If you are using a large, heavy container, place it in its final location first so you don't have to struggle to move it around. Fill your container about two-thirds full. Play with your arrangement while your annual flowers are still inside their pots so that you can move them around easily until you're sure you like their position in the container. Then you can gently remove them from their pots and plant them inside the container.

Group like colors together if possible, using white flowers like alyssum or nicotiana as an accent plant. Tall, upright flowers such as zinnia and marigolds look best at the back of a container or in the center, with trailing plants such as "Wave" petunias and alyssum arranged around the outside or near the front of the container.
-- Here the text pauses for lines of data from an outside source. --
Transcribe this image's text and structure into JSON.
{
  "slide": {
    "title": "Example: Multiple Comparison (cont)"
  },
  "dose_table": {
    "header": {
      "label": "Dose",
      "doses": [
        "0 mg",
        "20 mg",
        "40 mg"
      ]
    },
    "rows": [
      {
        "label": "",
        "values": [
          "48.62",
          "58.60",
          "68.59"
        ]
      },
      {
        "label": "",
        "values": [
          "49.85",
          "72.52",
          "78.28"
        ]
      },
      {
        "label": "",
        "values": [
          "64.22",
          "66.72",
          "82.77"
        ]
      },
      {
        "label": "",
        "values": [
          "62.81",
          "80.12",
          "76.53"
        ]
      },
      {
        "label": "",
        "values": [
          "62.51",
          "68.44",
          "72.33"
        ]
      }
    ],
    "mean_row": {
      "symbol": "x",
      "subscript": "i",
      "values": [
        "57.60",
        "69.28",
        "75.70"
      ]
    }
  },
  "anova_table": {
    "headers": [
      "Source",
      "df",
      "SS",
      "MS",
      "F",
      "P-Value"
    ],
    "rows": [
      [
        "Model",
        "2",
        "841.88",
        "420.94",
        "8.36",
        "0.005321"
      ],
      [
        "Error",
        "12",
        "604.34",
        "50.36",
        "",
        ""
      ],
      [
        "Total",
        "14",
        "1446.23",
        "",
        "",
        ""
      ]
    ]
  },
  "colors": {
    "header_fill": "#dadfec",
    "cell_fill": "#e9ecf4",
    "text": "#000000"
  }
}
Once your plants are in place, fill the container with additional soil as necessary and gently tamp down the soil with your palms. Water well, and be sure to water your container garden daily, especially during the hot summer months. Fertilizing with a granular or liquid 10-10-10 or 5-10-5 fertilizer according to the package directions will encourage blossoms, as will dead-heading or gently pinching off spent or dead flowers to encourage new ones to grow.

Tracking Your Visitors

You can track the "guests" at your butterfly container garden by photographing butterfly visitors and using the many online resources available to identify butterflies in your region. It's a great activity for children, too.

Planting a container garden to attract butterflies takes only an hour or two, but yields so much beauty and enjoyment throughout the summer months. Plant one up today and enjoy the show!